Ainsi, en abordant les thématiques liées aux habitants des banlieues, au rap, aux gilets jaunes, il serait bien malvenu de vous reprocher d’aller contre quelque nouveau public…

Sous-entendre, en effet, que j’aurais un « nouveau public » opposé aux précédents, nous ramènerait vers la pseudo-opposition entre macronisme ou gauche versus extrême droite. Cette opposition est superficielle et politicienne. La réalité est beaucoup plus complexe. 

Je ne connais évidemment pas le profil de mes nombreux lecteurs. Par contre, j’ai donné 40 conférences publiques sur la doxa du Covid un peu partout en France depuis la sortie de mon tome 1 en janvier 2022, j’ai passé du temps à chaque fois avec les organisateurs, de même que j’ai beaucoup échangé avec les personnes venues assister, que ce soit lors des séances de questions, pendant les séances de dédicaces ou après quand on va simplement boire un verre ensemble autour d’un petit buffet. Et je n’ai pas une seule fois rencontré un militant d’extrême droite.

Par contre j’ai rencontré assez souvent d’anciens gilets jaunes, assez souvent des électeurs, des militants ou des syndicalistes de gauche dégoûtés par leurs partis ou syndicats, et puis bien entendu beaucoup de gens qui sont dégoûtés de la politique tout court et qui ne se retrouvent plus du tout dans les clivages politiques officiels. 

Je dirais enfin la même chose de toutes les observations et toutes les discussions que j’ai pu avoir dans les manifestations de rue contre le « passe sanitaire » puis le « passe vaccinal » durant la seconde moitié de l’année 2021. Il y avait une grande diversité dont les médias se sont bien gardés de parler, préférant concentrer leur attention sur monsieur Philippot et ses amis.

Vraiment, j’y insiste, cette opposition entre soutien gouvernemental versus être d’extrême droite, qui recouperait l’opposition pro-vax versus anti-vax, ou encore gens raisonnables versus complotistes, est une pure construction politique. C’est une manipulation qui, hélas, fonctionne apparemment assez bien. Elle convient en tous cas aux esprits simples, pour ne pas dire aux idiots utiles. 

À propos de la Covid, vous réalisez un état de lieu de la situation, évoquez les chiffres, les statistiques qui vérifient vos premières intuitions de recherche et d’enquêtes, et pointez la question d’une vaste affaire politico-juridique à venir. Sommes-nous dans le cadre d’un scandale d’une ampleur démesurée ?

La crise du Covid sera probablement reconnue dans les années à venir comme le plus grand scandale sanitaire de l’histoire, plus grave que celui du sang contaminé par exemple. Dès lors il faudra du temps, beaucoup de temps, pour que l’ensemble du voile soit levé et que l’énormité de la chose saute aux yeux de tous. Et beaucoup s’y opposeront, que ce soit par intérêt, pour écarter la culpabilité ou par orgueil. Mais les faits sont là. 

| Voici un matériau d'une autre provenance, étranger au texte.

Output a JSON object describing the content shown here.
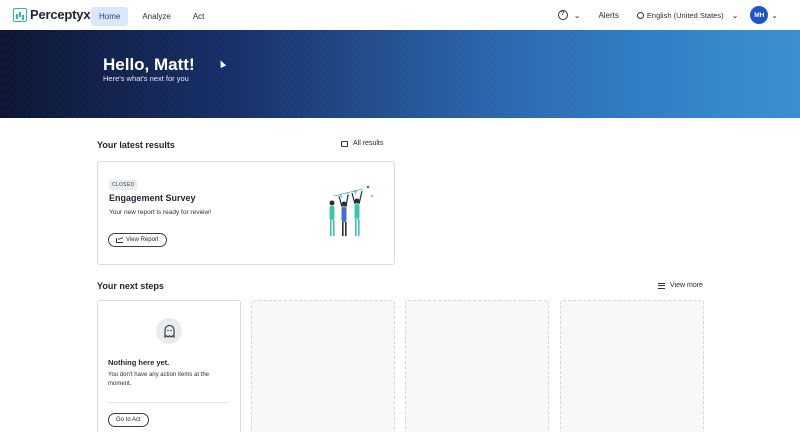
{
  "nav": {
    "logo_text": "Perceptyx",
    "tabs": [
      {
        "label": "Home",
        "active": true
      },
      {
        "label": "Analyze",
        "active": false
      },
      {
        "label": "Act",
        "active": false
      }
    ],
    "help_icon": "?",
    "alerts_label": "Alerts",
    "language_label": "English (United States)",
    "avatar_initials": "MH"
  },
  "hero": {
    "title": "Hello, Matt!",
    "subtitle": "Here's what's next for you"
  },
  "latest_results": {
    "title": "Your latest results",
    "link_label": "All results",
    "card": {
      "badge": "CLOSED",
      "title": "Engagement Survey",
      "description": "Your new report is ready for review!",
      "button_label": "View Report"
    }
  },
  "next_steps": {
    "title": "Your next steps",
    "link_label": "View more",
    "empty_card": {
      "title": "Nothing here yet.",
      "description": "You don't have any action items at the moment.",
      "button_label": "Go to Act"
    }
  },
  "colors": {
    "accent": "#1d56c9",
    "active_tab_bg": "#dbe6f8",
    "logo": "#2bb6c4",
    "illustration_teal": "#3cc6b0",
    "illustration_blue": "#3b6fd0"
  }
}
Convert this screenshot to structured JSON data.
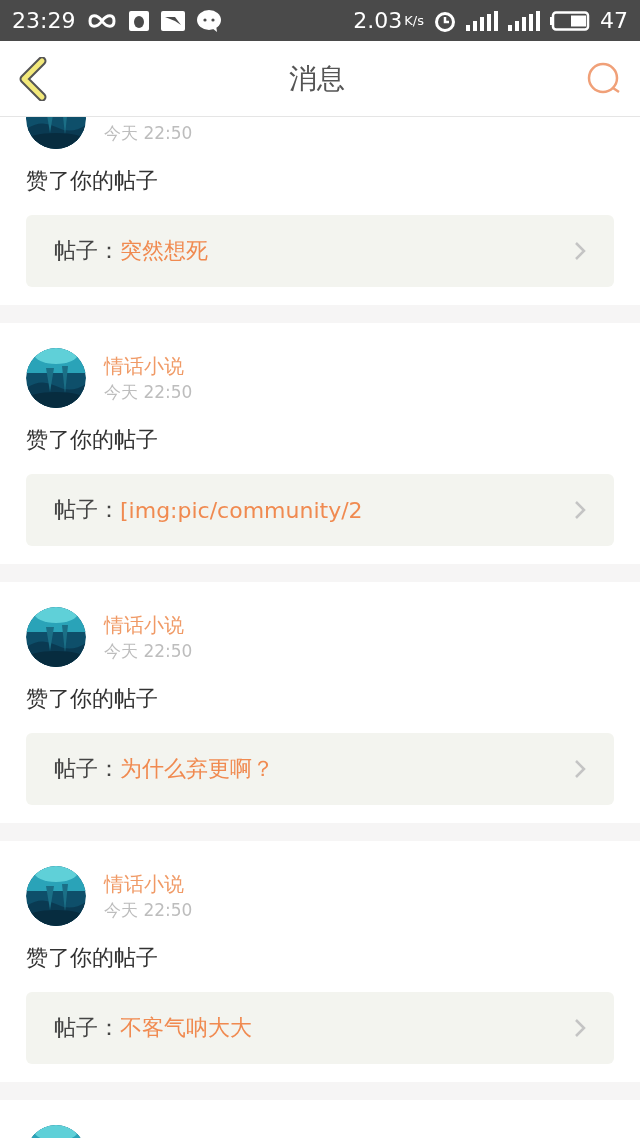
{
  "status_bar": {
    "time": "23:29",
    "speed": "2.03",
    "speed_unit": "K/s",
    "battery": "47"
  },
  "header": {
    "title": "消息"
  },
  "messages": [
    {
      "avatar": {
        "kind": "picture"
      },
      "time": "今天 22:50",
      "action": "赞了你的帖子",
      "post_label": "帖子：",
      "post_title": "突然想死"
    },
    {
      "avatar": {
        "kind": "picture"
      },
      "name": "情话小说",
      "time": "今天 22:50",
      "action": "赞了你的帖子",
      "post_label": "帖子：",
      "post_title": "[img:pic/community/2"
    },
    {
      "avatar": {
        "kind": "picture"
      },
      "name": "情话小说",
      "time": "今天 22:50",
      "action": "赞了你的帖子",
      "post_label": "帖子：",
      "post_title": "为什么弃更啊？"
    },
    {
      "avatar": {
        "kind": "picture"
      },
      "name": "情话小说",
      "time": "今天 22:50",
      "action": "赞了你的帖子",
      "post_label": "帖子：",
      "post_title": "不客气呐大大"
    },
    {
      "avatar": {
        "kind": "picture"
      }
    }
  ]
}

L’Organisation Mondiale de la Santé a menti sur la gravité du virus comme sur son origine, et le fait qu’elle soit de plus en plus subventionnée par des intérêts privés (à commencer par ceux de Bill Gates) n’y est évidemment pas étranger. La Commission européenne est également gangrenée par des phénomènes de corruption, comme l’illustre l’affaire des SMS échangés entre Ursula Von der Leyen et Albert Bourla.

« Les journalistes ont été complices et acteurs de cette soumission. »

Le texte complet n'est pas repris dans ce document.